Safekeeping

Sasi leaves Vientiane past midnight. At what morning hour, she's not sure, only that she was pulled from sleep under a crescent moon. She takes the charge of lugging her family's largest ka-tip, used for steaming rice, now laden with clothing.
On the Mekong riverbank, hands protrude through the morning mist, stealing the ka-tip, then stealing her. Sasi climbs over the pointed knees of her older brothers, over her thin, crane-framed mother.
The vessel rocks. There's a river in this cloud, she thinks, nestling between her father's legs, his cane coming to rest over their laps, barring them in place.
 
***
 
One day ago
 
Flies swarm the undergrown, sun-pocked produce. The buckets behind their house contributed very little to the farm lot, though her mother took great care when slicing the bed nets to drape around the basil and heartleaf.
Look at them now, a crisp green, sold to the chef from downtown at a higher price than the browning chrysanthemum leaves. Sasi's father safekeeps the kip in his chest pocket, unbuttoning and buttoning with each purchase.
 
While her mother cooks khao piak sen for breakfast, her brothers continue to sleep before school. Her three brothers are relentless in their boyhood, kicking her off the floor mats in their sleep so that she ends up on the bare floor. Sasi feels relief when dawn arrives, and she can step outside with her father to tend to the market stand.
 
A guard in green uniform crawls the street, a ground soldier of the Pathet Lao. Sasi only catches a glimpse of the rifle strapped to the guard's back before her father presses on her head, making her hide beneath the table.
When the guard's dirt-caked boots stop in front of their market stand, Sasi doesn't breathe.
What stops you from serving the nation's army?
Her father clicks his cane on the floor, balancing on his good leg. The other one had been malformed since birth, shrunken and weak. I cannot walk or bend.
Is that so?
There's the sound of a thud when the guard pushes hard on her father's chest, laughing as her father teeters.
You're not a man. A man builds the nation. A man profits the nation. What use are you, old man?
Another push, and her father loses balance, collapsing. His cane bangs onto the floor, rolling within Sasi's reach. Her father looks at her, begging her to be quiet with his eyes.
He cries out, I'm loyal to my country! I pay my dues and I can't afford anything after!
 
Sasi thinks of every time her mother snapped at her to be quiet in public, of classmates crying because their fathers and brothers had been taken away. These men, shepherded outside the city, starved, forced to labor in the dense heat and dust, chopping lumber with guns to their backs.
 
You'll pay with service. You have sons, don't you? I see them fighting in the streets. They're strong, aren't they?
Please. How much do you want? Her father uses the table to slowly rise, one shaking hand digging into his chest pocket.
 
Sasi grips the cane, edging its handle towards the guard's ankle. She doesn't know what she's doing. Will she knock him down or will he only stumble? She knows only what cannot happen. Her brothers will not leave. Her family will not suffer.
But she doesn't get the chance to make her move. A loud blast down the streets distracts them all. Shouting and cursing ensue. The guard immediately runs towards it.
 
Sasi sees a crowd dispersing about a kilometer away. Has someone fallen? Her father wrenches her off the floor, ushers her into the house. The sound of him slamming the door knocks her off her feet.
 
Her mother emerges, asking what happened, where did her father go, and her brothers scramble awake. But Sasi lies there for a moment, a fallen, shaken thing, unsure what to say.

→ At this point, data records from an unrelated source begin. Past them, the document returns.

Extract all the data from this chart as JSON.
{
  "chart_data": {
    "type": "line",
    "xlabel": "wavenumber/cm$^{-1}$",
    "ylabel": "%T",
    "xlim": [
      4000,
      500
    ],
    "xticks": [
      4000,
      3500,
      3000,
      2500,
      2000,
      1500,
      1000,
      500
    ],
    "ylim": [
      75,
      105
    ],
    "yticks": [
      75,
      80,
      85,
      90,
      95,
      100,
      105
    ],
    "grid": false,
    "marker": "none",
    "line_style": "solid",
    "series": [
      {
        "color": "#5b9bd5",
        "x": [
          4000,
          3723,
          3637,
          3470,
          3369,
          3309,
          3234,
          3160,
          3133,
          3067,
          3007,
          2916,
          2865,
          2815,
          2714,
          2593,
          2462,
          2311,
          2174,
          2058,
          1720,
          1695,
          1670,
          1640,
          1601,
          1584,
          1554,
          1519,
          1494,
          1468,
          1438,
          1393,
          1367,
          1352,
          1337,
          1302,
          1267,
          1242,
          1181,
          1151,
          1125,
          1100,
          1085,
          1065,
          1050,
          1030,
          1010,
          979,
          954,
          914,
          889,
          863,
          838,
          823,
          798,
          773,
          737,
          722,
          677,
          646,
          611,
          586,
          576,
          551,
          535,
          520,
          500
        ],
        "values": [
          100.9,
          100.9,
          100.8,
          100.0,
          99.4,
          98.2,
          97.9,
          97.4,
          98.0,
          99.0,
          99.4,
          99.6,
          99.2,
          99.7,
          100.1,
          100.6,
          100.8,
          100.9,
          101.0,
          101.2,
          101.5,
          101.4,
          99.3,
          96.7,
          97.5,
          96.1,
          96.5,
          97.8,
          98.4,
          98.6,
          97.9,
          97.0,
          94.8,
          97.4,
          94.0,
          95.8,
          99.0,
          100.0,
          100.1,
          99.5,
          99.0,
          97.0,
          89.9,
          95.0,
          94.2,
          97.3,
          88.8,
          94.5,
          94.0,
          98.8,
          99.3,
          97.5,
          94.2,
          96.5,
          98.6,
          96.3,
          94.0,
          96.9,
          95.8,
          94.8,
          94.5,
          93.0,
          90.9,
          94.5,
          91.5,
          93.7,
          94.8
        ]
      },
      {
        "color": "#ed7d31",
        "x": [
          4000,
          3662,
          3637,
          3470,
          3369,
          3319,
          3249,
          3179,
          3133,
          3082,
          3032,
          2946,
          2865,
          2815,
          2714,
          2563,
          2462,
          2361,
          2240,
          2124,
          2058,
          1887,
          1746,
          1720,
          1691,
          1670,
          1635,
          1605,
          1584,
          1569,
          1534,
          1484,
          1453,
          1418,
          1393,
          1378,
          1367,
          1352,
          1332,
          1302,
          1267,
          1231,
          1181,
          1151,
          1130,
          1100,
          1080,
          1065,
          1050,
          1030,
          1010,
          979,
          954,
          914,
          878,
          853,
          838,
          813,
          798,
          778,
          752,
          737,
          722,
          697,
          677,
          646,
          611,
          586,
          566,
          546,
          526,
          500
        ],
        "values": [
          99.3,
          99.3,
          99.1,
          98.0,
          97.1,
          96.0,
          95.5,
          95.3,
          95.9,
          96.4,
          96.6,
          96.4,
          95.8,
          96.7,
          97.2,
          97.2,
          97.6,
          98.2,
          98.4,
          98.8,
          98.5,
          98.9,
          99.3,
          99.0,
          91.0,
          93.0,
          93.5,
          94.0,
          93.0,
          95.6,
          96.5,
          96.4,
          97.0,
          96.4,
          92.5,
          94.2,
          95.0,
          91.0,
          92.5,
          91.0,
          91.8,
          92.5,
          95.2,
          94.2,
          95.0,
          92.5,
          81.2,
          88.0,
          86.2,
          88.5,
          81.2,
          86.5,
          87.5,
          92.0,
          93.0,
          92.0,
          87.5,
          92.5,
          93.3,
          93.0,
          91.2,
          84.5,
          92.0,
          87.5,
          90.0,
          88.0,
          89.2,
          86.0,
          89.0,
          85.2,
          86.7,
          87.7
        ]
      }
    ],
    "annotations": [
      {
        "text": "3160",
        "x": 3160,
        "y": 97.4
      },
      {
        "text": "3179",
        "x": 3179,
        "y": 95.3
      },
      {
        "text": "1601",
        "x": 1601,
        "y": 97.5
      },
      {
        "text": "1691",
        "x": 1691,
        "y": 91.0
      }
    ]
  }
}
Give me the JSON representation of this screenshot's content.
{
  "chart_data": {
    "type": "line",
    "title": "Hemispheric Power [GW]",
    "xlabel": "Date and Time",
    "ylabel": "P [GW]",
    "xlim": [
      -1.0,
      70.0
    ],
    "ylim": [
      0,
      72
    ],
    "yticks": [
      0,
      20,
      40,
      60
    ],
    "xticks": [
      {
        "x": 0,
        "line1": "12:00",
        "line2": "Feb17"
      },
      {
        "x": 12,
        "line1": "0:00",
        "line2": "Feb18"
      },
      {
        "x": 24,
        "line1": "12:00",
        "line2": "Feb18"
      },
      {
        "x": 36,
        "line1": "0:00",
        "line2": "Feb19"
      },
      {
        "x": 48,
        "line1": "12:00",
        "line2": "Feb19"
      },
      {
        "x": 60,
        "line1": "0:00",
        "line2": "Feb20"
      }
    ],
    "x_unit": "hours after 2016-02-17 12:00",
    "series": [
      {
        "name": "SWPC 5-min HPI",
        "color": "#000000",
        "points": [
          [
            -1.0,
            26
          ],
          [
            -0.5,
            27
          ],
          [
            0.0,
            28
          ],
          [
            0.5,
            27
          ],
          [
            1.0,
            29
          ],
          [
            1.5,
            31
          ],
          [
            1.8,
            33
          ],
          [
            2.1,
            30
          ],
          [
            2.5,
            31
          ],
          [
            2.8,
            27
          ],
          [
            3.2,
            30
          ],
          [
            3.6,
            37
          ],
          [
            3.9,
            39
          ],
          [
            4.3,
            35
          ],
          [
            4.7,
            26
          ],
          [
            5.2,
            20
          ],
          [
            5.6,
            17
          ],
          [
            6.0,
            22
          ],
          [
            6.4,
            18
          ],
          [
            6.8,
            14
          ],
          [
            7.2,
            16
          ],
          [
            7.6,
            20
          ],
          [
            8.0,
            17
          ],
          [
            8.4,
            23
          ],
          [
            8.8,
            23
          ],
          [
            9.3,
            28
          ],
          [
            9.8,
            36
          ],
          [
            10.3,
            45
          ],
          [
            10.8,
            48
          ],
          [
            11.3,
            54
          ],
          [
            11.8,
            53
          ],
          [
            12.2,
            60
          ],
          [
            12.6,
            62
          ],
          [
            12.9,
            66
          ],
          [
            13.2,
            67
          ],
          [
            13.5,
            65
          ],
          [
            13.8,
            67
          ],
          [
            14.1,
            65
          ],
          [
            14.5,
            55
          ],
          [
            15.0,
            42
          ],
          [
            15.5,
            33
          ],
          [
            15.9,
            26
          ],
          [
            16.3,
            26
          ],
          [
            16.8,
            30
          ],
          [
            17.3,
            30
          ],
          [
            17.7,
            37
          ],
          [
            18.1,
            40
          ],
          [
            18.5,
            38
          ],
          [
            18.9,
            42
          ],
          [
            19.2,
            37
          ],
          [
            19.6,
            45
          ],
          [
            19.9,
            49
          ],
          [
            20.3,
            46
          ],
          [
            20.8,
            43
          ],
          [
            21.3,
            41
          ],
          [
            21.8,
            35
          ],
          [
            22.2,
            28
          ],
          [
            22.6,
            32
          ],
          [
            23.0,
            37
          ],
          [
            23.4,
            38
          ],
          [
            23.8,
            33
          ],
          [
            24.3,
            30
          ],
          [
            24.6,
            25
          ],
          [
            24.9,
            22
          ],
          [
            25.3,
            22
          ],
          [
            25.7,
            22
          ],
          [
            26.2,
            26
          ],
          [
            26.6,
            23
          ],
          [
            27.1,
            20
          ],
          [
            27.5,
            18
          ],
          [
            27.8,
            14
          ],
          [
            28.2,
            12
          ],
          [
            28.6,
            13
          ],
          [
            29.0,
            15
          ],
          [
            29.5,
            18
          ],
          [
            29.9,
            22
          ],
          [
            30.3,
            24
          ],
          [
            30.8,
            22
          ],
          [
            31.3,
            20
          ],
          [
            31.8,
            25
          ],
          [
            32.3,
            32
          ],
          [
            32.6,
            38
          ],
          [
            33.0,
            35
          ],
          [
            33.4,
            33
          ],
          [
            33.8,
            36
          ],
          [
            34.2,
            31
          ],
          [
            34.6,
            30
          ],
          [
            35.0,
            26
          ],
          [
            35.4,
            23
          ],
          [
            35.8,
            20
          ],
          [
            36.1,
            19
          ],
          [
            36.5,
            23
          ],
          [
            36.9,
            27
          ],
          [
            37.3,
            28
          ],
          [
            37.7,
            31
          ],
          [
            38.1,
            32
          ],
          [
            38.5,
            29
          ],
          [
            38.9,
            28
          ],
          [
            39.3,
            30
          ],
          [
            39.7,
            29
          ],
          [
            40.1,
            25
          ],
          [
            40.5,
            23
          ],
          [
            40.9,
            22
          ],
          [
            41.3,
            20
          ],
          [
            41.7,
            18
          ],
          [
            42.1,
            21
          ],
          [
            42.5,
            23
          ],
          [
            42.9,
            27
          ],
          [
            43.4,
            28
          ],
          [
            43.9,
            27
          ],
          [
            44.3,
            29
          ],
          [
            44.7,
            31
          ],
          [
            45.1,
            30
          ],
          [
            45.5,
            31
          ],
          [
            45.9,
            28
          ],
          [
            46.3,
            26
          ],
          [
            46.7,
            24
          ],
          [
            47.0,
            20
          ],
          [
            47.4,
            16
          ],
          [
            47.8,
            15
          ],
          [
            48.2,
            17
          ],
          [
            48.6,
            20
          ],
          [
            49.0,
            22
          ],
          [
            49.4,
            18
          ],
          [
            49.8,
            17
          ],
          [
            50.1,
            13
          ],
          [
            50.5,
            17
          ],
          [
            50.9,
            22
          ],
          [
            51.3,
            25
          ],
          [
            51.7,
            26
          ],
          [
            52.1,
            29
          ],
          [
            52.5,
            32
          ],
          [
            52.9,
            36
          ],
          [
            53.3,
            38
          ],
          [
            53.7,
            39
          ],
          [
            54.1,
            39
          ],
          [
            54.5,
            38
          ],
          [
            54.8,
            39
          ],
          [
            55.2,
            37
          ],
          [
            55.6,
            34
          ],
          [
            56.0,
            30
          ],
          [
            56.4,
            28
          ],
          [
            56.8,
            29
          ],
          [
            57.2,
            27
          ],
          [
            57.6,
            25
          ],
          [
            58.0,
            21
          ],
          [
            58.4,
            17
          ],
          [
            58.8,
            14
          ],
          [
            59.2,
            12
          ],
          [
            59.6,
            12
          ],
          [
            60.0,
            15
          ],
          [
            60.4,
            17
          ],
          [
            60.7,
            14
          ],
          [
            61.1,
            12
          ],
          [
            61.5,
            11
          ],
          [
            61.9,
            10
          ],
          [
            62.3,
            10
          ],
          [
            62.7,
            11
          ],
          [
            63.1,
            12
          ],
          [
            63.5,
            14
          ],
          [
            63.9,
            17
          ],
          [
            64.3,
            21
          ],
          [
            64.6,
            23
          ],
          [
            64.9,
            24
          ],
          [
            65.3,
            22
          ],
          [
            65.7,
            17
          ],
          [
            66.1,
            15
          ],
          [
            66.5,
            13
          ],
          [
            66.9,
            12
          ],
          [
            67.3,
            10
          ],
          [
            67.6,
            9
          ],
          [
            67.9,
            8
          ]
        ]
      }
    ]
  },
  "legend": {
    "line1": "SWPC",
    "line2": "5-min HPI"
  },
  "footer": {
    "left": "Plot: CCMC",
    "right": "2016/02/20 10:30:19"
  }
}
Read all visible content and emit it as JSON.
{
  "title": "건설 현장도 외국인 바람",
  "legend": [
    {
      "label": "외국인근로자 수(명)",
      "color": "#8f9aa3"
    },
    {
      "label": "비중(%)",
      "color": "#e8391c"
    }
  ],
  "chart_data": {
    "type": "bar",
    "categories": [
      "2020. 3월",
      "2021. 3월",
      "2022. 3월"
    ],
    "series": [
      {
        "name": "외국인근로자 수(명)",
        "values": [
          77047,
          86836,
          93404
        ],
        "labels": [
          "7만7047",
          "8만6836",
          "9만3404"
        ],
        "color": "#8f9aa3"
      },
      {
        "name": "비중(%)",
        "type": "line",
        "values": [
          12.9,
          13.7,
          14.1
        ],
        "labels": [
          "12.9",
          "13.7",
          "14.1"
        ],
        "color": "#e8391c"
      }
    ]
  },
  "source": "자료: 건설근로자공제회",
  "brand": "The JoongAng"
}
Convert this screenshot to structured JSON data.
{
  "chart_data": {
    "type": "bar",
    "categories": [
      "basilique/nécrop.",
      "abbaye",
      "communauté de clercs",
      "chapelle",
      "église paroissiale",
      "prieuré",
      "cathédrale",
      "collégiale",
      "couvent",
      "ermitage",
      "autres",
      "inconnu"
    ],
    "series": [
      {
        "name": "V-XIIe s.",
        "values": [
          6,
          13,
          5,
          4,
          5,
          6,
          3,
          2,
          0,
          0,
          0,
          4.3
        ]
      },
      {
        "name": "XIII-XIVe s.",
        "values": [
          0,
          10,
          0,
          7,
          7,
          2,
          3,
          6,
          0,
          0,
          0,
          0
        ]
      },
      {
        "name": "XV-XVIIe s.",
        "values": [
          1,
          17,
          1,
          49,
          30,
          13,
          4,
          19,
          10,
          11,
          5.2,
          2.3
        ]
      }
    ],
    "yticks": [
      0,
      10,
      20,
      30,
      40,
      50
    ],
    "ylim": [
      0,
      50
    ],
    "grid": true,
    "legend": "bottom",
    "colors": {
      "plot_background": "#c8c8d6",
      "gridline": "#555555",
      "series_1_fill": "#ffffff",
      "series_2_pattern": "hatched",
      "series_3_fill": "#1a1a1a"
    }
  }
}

She learns later that her father hobbled halfway across the city that day, seeking out a friend with connections. While she went to school, checking over her shoulder for the guard in green uniform, her father spent most of their family's money on a boat ride across the Mekong and as many open beds as possible awaiting their arrival in Nong Khai.
All the things she learns, she learns later.
 
***
 
There are other children around her age at the camp, dirtied as though they had been rolling around outside. She watches three of them duck through a hole in the chain-link fence, a perfect, child-sized hole.
 
Sasi and her brothers follow them one day. Past homes and shops that look much like they did in Laos, all the way to a shallow lake that dried up and turned into more of a muddy pit. They splash and play as children should, and when they come back home, their appearances make her mother so furious that color returns to her face.
 
Sasi isn't sure what safe feels like. But she feels something, watching her father laugh at her mother's expression.
 
It's the feeling of tomorrow, she realizes. Tomorrow, she will wake up and remember the morning hours when she couldn't sleep, the bow of the boat splitting a path through the clouds, her father's chest hard like the bare floor beneath her head.